Seamus, came back to say again “thank you!” I finally got Pierre Van Paassen’s bio at a bargain price. Since the author is not Catholic, I am waiting to verify much of what he wrote about Savonarola, as I have found that as hard as nonCatholics try when writing about Catholic matters, they can’t help but write from an angle that a Catholic would not.
I want to say too that I agree with Dee. In reading about Savonarola, I had the same thought: he sounds like Francis.
And for anyone here that thinks the Church in particular and society as a whole are bad and corrupt today, they ought to read either one of these biographies about Savonarola.
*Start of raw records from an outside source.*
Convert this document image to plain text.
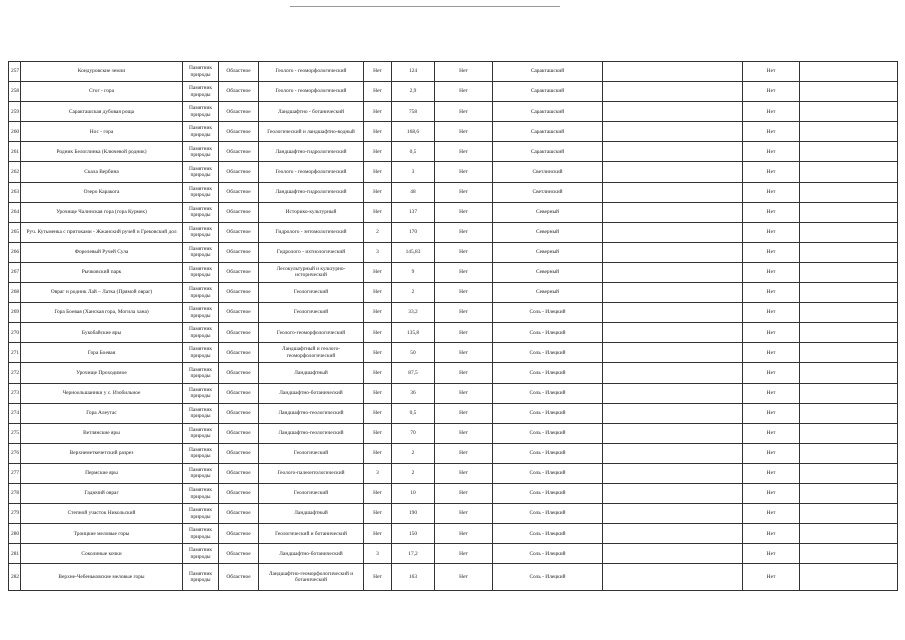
257	Кондуровские земли	Памятник природы	Областное	Геолого - геоморфологический	Нет	124	Нет	Саракташский		Нет	
258	Стог - гора	Памятник природы	Областное	Геолого - геоморфологический	Нет	2,9	Нет	Саракташский		Нет	
259	Саракташская дубовая роща	Памятник природы	Областное	Ландшафтно - ботанический	Нет	758	Нет	Саракташский		Нет	
260	Нос - гора	Памятник природы	Областное	Геологический и ландшафтно-водный	Нет	168,6	Нет	Саракташский		Нет	
261	Родник Белоглинка (Ключевой родник)	Памятник природы	Областное	Ландшафтно-гидрологический	Нет	0,5	Нет	Саракташский		Нет	
262	Скала Вербина	Памятник природы	Областное	Геолого - геоморфологический	Нет	3	Нет	Светлинский		Нет	
263	Озеро Каракога	Памятник природы	Областное	Ландшафтно-гидрологический	Нет	48	Нет	Светлинский		Нет	
264	Урочище Чалинская гора (гора Курмек)	Памятник природы	Областное	Историко-культурный	Нет	137	Нет	Северный		Нет	
265	Руч. Кутьменка с притоками - Жжанский ручей и Грековский дол	Памятник природы	Областное	Гидролого - энтомологический	2	170	Нет	Северный		Нет	
266	Форелевый Ручей Сула	Памятник природы	Областное	Гидролого - ихтиологический	3	145,83	Нет	Северный		Нет	
267	Рычковский парк	Памятник природы	Областное	Лесокультурный и культурно-исторический	Нет	9	Нет	Северный		Нет	
268	Овраг и родник Лай – Латка (Прямой овраг)	Памятник природы	Областное	Геологический	Нет	2	Нет	Северный		Нет	
269	Гора Боевая (Ханская гора, Могила хана)	Памятник природы	Областное	Геологический	Нет	33,2	Нет	Соль - Илецкий		Нет	
270	Букобайские яры	Памятник природы	Областное	Геолого-геоморфологический	Нет	135,8	Нет	Соль - Илецкий		Нет	
271	Гора Боевая	Памятник природы	Областное	Ландшафтный и геолого-геоморфологический	Нет	50	Нет	Соль - Илецкий		Нет	
272	Урочище Проходимое	Памятник природы	Областное	Ландшафтный	Нет	87,5	Нет	Соль - Илецкий		Нет	
273	Черноольшаники у с. Изобильное	Памятник природы	Областное	Ландшафтно-ботанический	Нет	36	Нет	Соль - Илецкий		Нет	
274	Гора Алеутас	Памятник природы	Областное	Ландшафтно-геологический	Нет	0,5	Нет	Соль - Илецкий		Нет	
275	Ветлянские яры	Памятник природы	Областное	Ландшафтно-геологический	Нет	70	Нет	Соль - Илецкий		Нет	
276	Верхнеметкечетский разрез	Памятник природы	Областное	Геологический	Нет	2	Нет	Соль - Илецкий		Нет	
277	Пермские яры	Памятник природы	Областное	Геолого-палеонтологический	3	2	Нет	Соль - Илецкий		Нет	
278	Гадючий овраг	Памятник природы	Областное	Геологический	Нет	10	Нет	Соль - Илецкий		Нет	
279	Степной участок Никольский	Памятник природы	Областное	Ландшафтный	Нет	190	Нет	Соль - Илецкий		Нет	
280	Троицкие меловые горы	Памятник природы	Областное	Геологический и ботанический	Нет	150	Нет	Соль - Илецкий		Нет	
281	Соколиные кочки	Памятник природы	Областное	Ландшафтно-ботанический	3	17,2	Нет	Соль - Илецкий		Нет	
282	Верхне-Чебеньковские меловые горы	Памятник природы	Областное	Ландшафтно-геоморфологический и ботанический	Нет	163	Нет	Соль - Илецкий		Нет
I think he ought to be canonized. It is never easy going against the tide in any given age. I’m reminded of something I heard time and again when I was growing up: Right is right even is no one is doing it, and wrong is wrong even if everyone is doing it.
I never heard that, but it doesn’t surprise me as I thought of him myself when I was reading the bio. Him and Fr. Leonard Feeney - as there are some similarities. But mostly I thought of how our Church has made some horrid mistakes - St. Joan of Arc and Girolamo Savonarola are two of them. Sometimes it takes hundreds of years to get around to correcting these mistakes.